The design centers on a thin, flexible bladder embedded between the device’s battery and the skin within the elastomeric enclosure. This bladder contains Novec 71DE, a non-flammable, low-toxicity liquid with a boiling point of 41 °C at atmospheric pressure. Under normal operation, device and skin temperatures remain below this threshold, keeping the bladder flat at about 125 µm thick. If overheating pushes temperatures above the boiling point, the liquid vaporizes rapidly, expanding the bladder to nearly 5 mm at 46.6 °C. This expansion both delaminates the device from the skin and creates an insulating vapor layer.

The bladder’s construction uses ethylene vinyl alcohol (EVOH) film, heat-sealed to encapsulate roughly 10 µL of liquid. The EVOH provides high impermeability, retaining more than 99.8% of the liquid over 100 days at room temperature, and withstands strains up to 340% without rupture. Even after 1,000 bending cycles, the seal remains intact. The total added weight is only about 40 mg, with negligible impact on flexibility.

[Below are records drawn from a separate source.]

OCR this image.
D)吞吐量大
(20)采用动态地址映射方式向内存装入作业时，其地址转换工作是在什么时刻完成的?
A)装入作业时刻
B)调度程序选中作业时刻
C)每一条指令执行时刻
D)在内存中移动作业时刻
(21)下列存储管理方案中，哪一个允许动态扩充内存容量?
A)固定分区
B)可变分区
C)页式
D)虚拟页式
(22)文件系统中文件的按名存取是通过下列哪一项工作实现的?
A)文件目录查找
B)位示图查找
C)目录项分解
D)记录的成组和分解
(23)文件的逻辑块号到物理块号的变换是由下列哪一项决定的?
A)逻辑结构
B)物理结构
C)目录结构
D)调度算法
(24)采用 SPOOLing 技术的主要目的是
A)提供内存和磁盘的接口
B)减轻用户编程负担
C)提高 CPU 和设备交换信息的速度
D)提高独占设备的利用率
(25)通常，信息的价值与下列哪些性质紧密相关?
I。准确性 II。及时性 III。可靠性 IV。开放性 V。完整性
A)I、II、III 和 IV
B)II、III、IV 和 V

Thermal testing in an oven showed expansion begins within 10 s of reaching the boiling point, achieving 50% of maximum volume in 30 s and full expansion in about a minute. At full vaporization, the internal pressure reaches ~138 kPa, matching the liquid–vapor saturation pressure, and the thermal resistance between device and skin increases sharply. This barrier maintains skin-contact temperatures below medical safety limits of 48 °C for 1–10 min exposure.

To simulate battery thermal runaway, researchers embedded a resistive heater inside a battery pouch and mounted it on a skin phantom. A bare device under these conditions drove skin temperatures to nearly 60 °C. Adding static air pockets of 1 mm and 5 mm thickness reduced skin temperatures to ~47 °C and ~41 °C, respectively, but at the cost of increased device thickness. The liquid–vapor bladder, by contrast, remained unobtrusive during normal operation and only created a thermal gap when triggered. Upon heating, the bladder began expanding around 15 s, absorbing heat through vaporization and slowing the skin temperature rise. At full expansion, the device lifted several millimeters from the skin, reducing contact area to as little as 1% of the original. This dynamic isolation kept the skin below 45 °C even under heat generation approaching 1 W for 10 min.

Finite element analysis confirmed the bladder’s performance, showing heat transfer ratios to the skin dropping from 29.3% at 30 s to just 5.4% at 180 s after activation. Without delamination, ratios remained comparable to those of a 5 mm air pocket. The expanded bladder maintained its insulating state indefinitely for as long as temperatures stayed above the boiling point.

Integration into a wireless mechano-acoustic health monitor demonstrated practical viability. The device, equipped with a high-bandwidth 3-axis accelerometer, measured respiratory motion, cardiac vibrations, and speech patterns without any degradation in signal quality due to the bladder. The added thickness was only 0.125 mm, and flexibility was unchanged since the bladder sat beneath the rigid battery.

In a live battery short-circuit test, the bladder expanded in response to the generated heat, lifting the device from a skin phantom and keeping the contact temperature under 48 °C, despite the device surface exceeding 65 °C. Thermal simulations indicated no visible skin damage under these conditions. This passive, materials-driven mechanism thus offers a robust, fail-safe layer of protection for skin-mounted electronics, activating only when needed and requiring no external power to operate.